SEU APARICIO

Fazia tempo que eu não encontrava o seu Aparicio. Havia trabalhado com meu pai, fazendo bicos de balconista, num boteco do Tombo, anos atrás, antes daquela praia virar point de endinheirados abstêmios. Hoje em dia não tem mais boteco no Tombo, muito menos boteco de pescadores. Ao contrário, alongam-se pela orla os quiosques com vitamina, sucos e sanduíches naturais. Mas, voltando ao seu Aparicio, encontrei-o sentado na fila de espera do caixa do banco, esperando o painel anunciar seu número de senha.

Ficamos ali, conversando, ele todo sério, meio preocupado. Havia sido demitido do emprego de tantos anos. Caseiro.

- Mas como é que o seu patrão, o seu Norberto, foi mandar embora um homem de confiança como o senhor, seu Aparicio?

- Pois é, você veja, menino. Tantos anos naquela casa. Quase quarenta.

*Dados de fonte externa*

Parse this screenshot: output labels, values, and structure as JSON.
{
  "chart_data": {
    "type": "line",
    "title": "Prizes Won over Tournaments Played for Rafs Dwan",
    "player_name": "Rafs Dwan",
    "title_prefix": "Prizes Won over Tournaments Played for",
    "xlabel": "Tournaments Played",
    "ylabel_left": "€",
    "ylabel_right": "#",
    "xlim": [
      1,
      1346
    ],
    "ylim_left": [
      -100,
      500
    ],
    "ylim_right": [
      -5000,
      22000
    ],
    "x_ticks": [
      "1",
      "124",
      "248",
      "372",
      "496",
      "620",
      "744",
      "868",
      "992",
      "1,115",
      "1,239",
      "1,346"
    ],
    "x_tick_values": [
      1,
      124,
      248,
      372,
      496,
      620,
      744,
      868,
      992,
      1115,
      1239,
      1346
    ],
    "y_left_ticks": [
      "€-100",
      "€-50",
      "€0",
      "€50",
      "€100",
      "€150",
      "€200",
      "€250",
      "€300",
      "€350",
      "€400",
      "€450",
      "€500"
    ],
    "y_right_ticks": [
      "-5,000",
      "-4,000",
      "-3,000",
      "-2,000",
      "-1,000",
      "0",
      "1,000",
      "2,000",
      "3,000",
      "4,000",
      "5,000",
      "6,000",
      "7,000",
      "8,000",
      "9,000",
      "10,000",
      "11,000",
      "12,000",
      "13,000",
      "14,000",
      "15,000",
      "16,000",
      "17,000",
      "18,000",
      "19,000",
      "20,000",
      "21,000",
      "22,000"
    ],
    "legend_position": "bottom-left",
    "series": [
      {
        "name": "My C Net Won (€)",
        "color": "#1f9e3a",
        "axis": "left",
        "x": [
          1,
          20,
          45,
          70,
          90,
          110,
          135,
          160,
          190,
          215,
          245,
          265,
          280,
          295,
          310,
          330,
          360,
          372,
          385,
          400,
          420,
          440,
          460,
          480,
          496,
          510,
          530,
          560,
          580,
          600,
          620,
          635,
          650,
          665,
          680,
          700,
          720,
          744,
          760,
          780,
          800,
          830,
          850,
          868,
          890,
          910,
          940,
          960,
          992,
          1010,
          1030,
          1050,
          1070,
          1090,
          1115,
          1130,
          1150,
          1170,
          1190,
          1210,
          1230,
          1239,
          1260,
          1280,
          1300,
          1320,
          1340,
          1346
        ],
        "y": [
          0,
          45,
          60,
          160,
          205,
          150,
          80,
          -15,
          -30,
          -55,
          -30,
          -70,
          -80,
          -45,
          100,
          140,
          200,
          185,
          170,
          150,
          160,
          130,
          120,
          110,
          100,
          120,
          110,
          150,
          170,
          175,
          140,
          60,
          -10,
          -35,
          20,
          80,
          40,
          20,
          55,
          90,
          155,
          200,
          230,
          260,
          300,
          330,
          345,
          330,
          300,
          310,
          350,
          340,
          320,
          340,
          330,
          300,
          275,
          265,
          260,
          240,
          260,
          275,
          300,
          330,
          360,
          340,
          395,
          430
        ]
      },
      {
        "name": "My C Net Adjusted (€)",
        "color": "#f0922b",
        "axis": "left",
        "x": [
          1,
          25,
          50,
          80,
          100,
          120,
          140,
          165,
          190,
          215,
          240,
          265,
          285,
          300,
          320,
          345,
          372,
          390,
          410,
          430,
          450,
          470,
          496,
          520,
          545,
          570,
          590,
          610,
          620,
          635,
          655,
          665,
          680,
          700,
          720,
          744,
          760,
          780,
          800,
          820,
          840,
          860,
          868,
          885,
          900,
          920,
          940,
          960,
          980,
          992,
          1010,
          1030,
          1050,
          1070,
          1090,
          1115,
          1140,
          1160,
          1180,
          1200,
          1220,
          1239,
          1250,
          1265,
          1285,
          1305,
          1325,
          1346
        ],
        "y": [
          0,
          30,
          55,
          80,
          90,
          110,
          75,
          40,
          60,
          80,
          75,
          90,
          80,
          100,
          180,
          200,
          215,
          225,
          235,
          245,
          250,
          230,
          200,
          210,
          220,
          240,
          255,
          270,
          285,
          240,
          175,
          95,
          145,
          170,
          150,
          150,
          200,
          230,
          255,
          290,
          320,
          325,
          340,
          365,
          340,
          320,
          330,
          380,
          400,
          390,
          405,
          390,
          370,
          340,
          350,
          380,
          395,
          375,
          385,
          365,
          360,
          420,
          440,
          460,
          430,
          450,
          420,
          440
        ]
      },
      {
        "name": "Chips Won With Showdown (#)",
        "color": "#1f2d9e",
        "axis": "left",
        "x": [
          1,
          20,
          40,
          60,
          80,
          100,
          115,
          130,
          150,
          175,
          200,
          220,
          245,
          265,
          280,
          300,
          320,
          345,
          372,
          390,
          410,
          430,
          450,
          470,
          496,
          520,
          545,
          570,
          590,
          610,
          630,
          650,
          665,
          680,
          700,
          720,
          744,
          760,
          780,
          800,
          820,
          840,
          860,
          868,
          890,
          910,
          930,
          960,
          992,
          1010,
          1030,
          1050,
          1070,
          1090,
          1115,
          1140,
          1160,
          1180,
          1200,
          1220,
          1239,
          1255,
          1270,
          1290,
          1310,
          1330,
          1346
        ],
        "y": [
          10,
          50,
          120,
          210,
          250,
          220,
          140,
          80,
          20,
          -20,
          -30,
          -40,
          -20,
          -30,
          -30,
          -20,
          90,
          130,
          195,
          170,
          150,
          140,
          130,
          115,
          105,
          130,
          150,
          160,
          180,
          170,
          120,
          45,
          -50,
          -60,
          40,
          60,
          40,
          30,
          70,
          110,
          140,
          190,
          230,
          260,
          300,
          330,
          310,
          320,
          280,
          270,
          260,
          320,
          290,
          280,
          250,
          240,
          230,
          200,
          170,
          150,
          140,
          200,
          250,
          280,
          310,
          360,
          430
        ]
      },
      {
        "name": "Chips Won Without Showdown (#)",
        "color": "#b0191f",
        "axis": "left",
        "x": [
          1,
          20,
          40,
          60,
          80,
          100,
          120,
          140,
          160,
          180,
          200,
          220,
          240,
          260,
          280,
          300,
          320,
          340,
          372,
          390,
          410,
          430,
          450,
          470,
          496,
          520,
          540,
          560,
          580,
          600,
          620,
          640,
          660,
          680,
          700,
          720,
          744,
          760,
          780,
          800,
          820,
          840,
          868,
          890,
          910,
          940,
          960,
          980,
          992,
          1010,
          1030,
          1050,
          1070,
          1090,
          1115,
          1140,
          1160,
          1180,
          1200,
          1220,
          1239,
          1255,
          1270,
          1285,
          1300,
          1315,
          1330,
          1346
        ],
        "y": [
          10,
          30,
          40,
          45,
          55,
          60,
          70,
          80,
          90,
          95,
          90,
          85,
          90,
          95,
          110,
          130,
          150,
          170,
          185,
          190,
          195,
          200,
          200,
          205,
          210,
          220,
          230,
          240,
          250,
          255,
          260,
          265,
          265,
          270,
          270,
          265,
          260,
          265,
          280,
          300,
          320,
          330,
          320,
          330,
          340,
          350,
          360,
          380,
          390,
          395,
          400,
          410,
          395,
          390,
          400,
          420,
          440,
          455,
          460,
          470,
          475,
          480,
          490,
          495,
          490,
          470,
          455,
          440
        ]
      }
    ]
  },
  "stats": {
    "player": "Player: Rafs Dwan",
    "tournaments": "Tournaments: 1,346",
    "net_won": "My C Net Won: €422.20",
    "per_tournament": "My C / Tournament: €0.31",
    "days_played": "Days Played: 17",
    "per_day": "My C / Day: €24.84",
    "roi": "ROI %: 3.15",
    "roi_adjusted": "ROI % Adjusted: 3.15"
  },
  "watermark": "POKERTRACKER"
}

- Que coisa. Mas o senhor não se preocupe, com tantos anos de emprego deve ter um bom dinheiro de indenização pra receber.

- Isso eu já não sei. Eles só me registraram de uns dez anos pra cá, depois que os meninos dele assumiram os negócios. O seu Norberto tá muito velho, coitado, depois que a patroa morreu ele quase nem fala mais direito. Uma tristeza, aquele homem tão forte, tão poderoso, dono de tanta coisa, conhecedor do mundo todo de tanta viagem. Agora tá lá, largado, os filhos não ligam. Chega a dar uma revolta na gente.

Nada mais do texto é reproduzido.